Until this summer, the only BFG to make it to the big screen was the Rock’s Big F**king Gun in the Doom movie. In the meantime, Roald Dahl’s famous Big Friendly Giant has somehow remained confined to the classic novel, an ingeniously staged theatre adaptation, and a 1989 cartoon adaptation from DangerMouse creators Cosgrove Hall. That’s about to change courtesy of Steven Spielberg, who (perhaps surprisingly) is venturing into the world of Roald Dahl for the first time – armed with a script from his ET screenwriter, the late Melissa Mathison.
It’s been a long old road bringing the book to the screen, with frequent Spielberg collaborators Frank Marshall and Lucasfilm head honcho Kathleen Kennedy having first started developing a movie in the early ’90s – at one stage Robin Williams was attached to star as the BFG. But the limitations of filmmaking technology at the time – how do you convincingly place Sophie, a normal 10-yearold girl, next to a 24-foot giant? – meant an extended stay in development hell for the giant. Enter the magic of performance capture, which is being used to turn Spielberg’s Bridge
Of Spies star (and awards-magnet) Mark Rylance into the giant.

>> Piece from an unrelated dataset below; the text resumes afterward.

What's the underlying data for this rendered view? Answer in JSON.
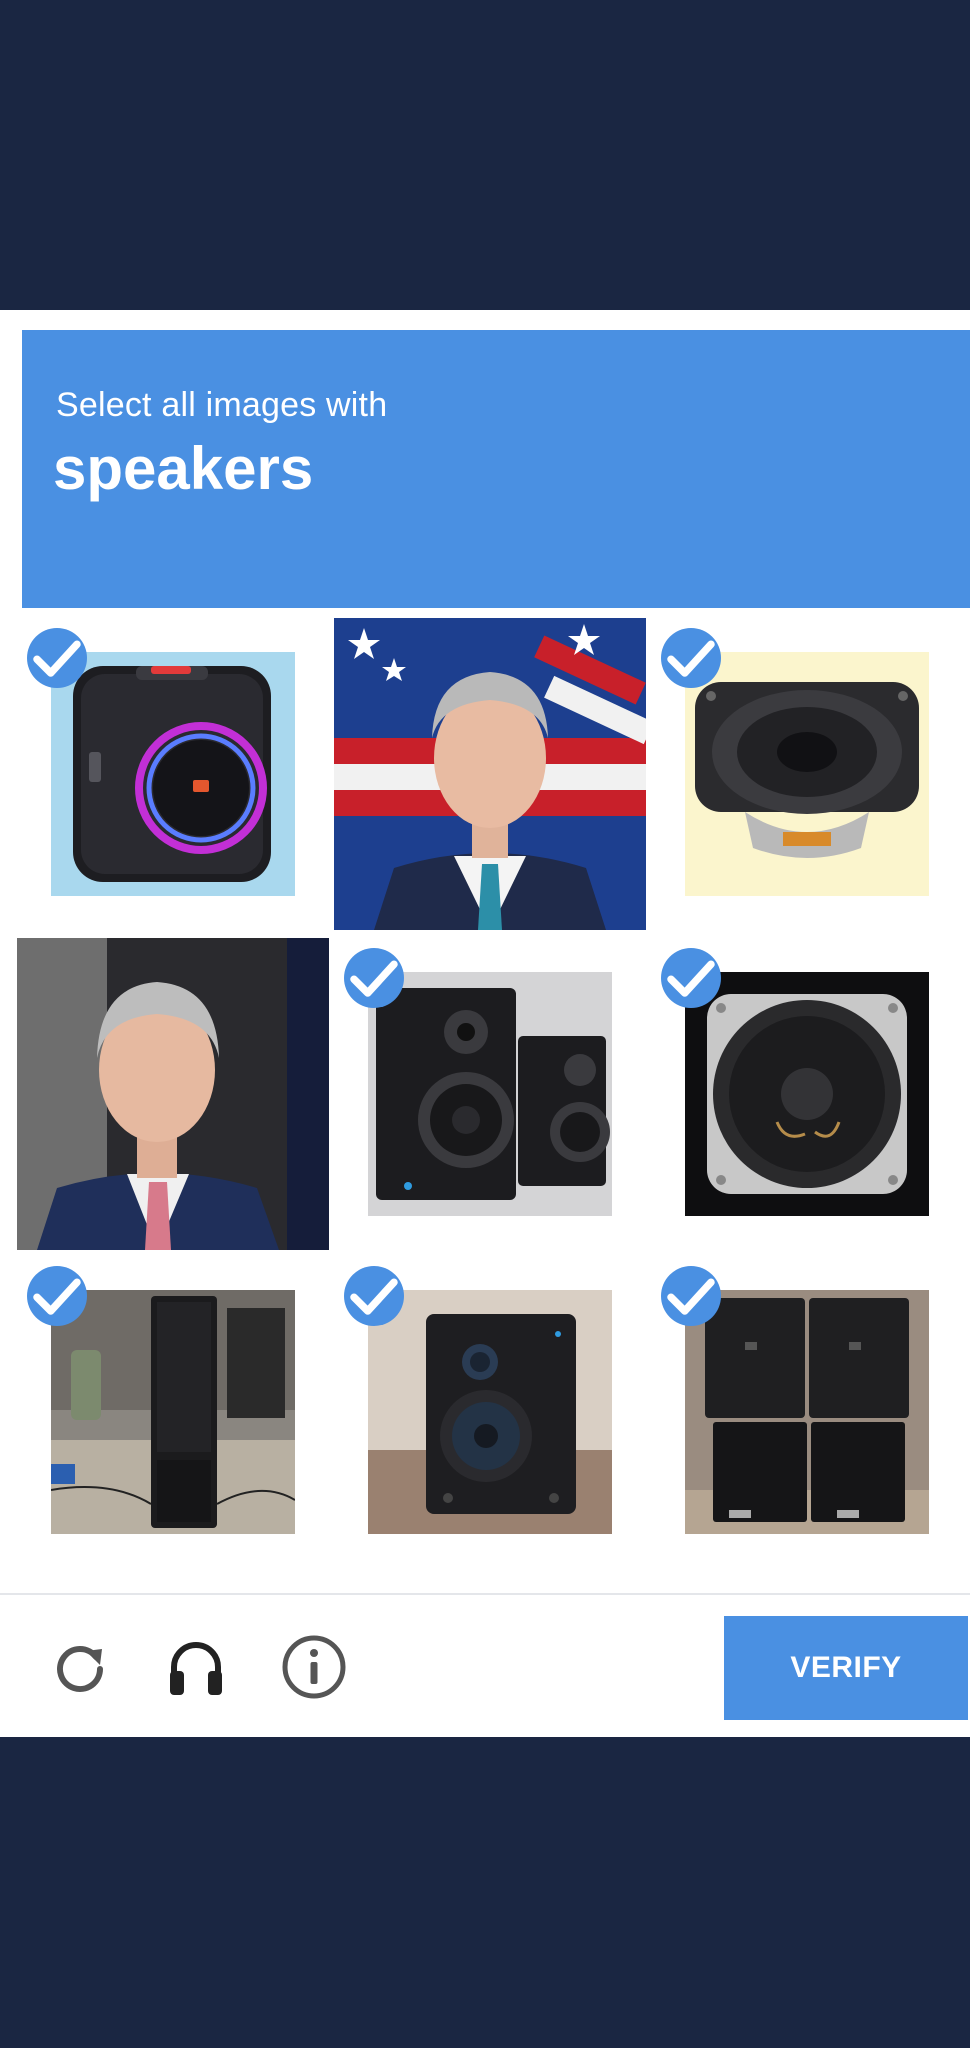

“One of the most important things for Steven was to have the actors in the same space so they were relating to each other, so Mark, as the giant, was really talking to Sophie,” Marshall tells Entertainment Weekly. “Even five, 10 years ago the two actors would have had to be in different stages to do this. That wouldn’t work very well.”
Alongside Rylance, newcomer Ruby Barnhill (best known in Blighty for CBBC show 4
O’Clock Club but making her movie debut) plays orphan/giant abductee Sophie; Flight Of
The Conchords’ Jemaine Clement plays the wonderfully named Fleshlumpeater, leader of the child-eating faction of giants; and Penelope Wilton is welcomed into royalty as a queen who – creating a constitutional nightmare by displaying rather more power than a British monarch usually would – helps the BFG and Sophie unleash the full might of the UK military to take the nasty giants down. (No UN resolutions here...)

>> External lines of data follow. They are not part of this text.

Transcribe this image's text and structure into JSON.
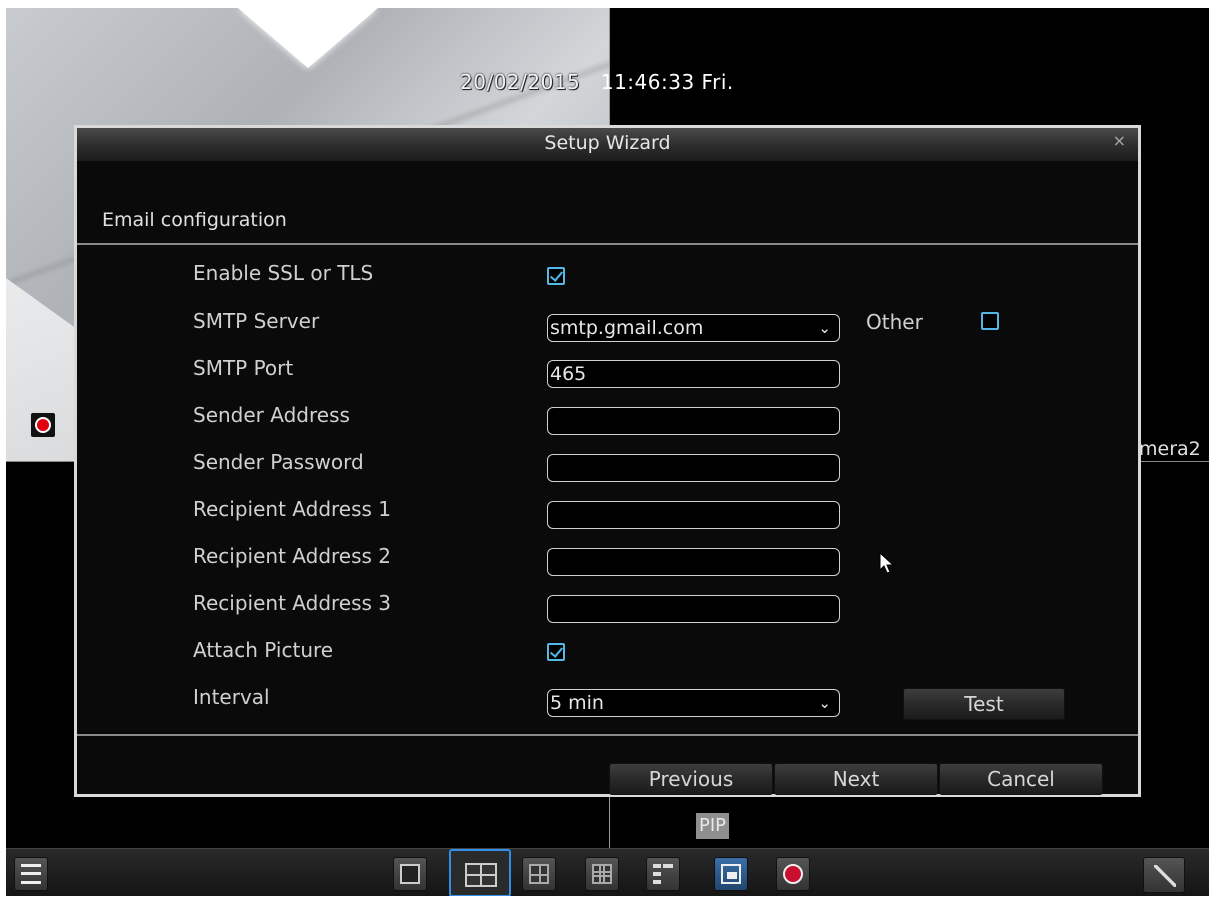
{
  "overlay": {
    "date": "20/02/2015",
    "time": "11:46:33 Fri.",
    "camera2_label": "mera2",
    "pip_label": "PIP"
  },
  "dialog": {
    "title": "Setup Wizard",
    "close_glyph": "×",
    "section_title": "Email configuration"
  },
  "form": {
    "enable_ssl_label": "Enable SSL or TLS",
    "enable_ssl_checked": true,
    "smtp_server_label": "SMTP Server",
    "smtp_server_value": "smtp.gmail.com",
    "other_label": "Other",
    "other_checked": false,
    "smtp_port_label": "SMTP Port",
    "smtp_port_value": "465",
    "sender_address_label": "Sender Address",
    "sender_address_value": "",
    "sender_password_label": "Sender Password",
    "sender_password_value": "",
    "recipient1_label": "Recipient Address 1",
    "recipient1_value": "",
    "recipient2_label": "Recipient Address 2",
    "recipient2_value": "",
    "recipient3_label": "Recipient Address 3",
    "recipient3_value": "",
    "attach_picture_label": "Attach Picture",
    "attach_picture_checked": true,
    "interval_label": "Interval",
    "interval_value": "5 min",
    "test_label": "Test"
  },
  "footer": {
    "previous_label": "Previous",
    "next_label": "Next",
    "cancel_label": "Cancel"
  },
  "chevron_glyph": "⌄",
  "colors": {
    "accent": "#55b6e8",
    "selected_layout": "#2f8fe6",
    "record_red": "#e00010"
  },
  "taskbar": {
    "icons": [
      "menu-icon",
      "layout-1-icon",
      "layout-4-icon",
      "layout-6-icon",
      "layout-9-icon",
      "sequence-icon",
      "pip-icon",
      "record-icon",
      "wizard-icon"
    ]
  }
}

Rylance’s big-eared BFG looks remarkably faithful to the Quentin Blake-inspired pictures in our head, and it seems the story will stick similarly closely to Dahl’s novel – even down to “Gobblefunk”, the BFG’s unique take on English, with all its trogglehumpers, snozzcumbers, whizzpoppers and frobscottle.
“We’ve kept very loyal to Dahl. It’s a very loyal interpretation of the book,” Spielberg says. “The challenge is going to be in different foreign countries, doing the dub, finding the equivalent word in the lexicon of Italian or French or German or Spanish, you know what I’m saying?”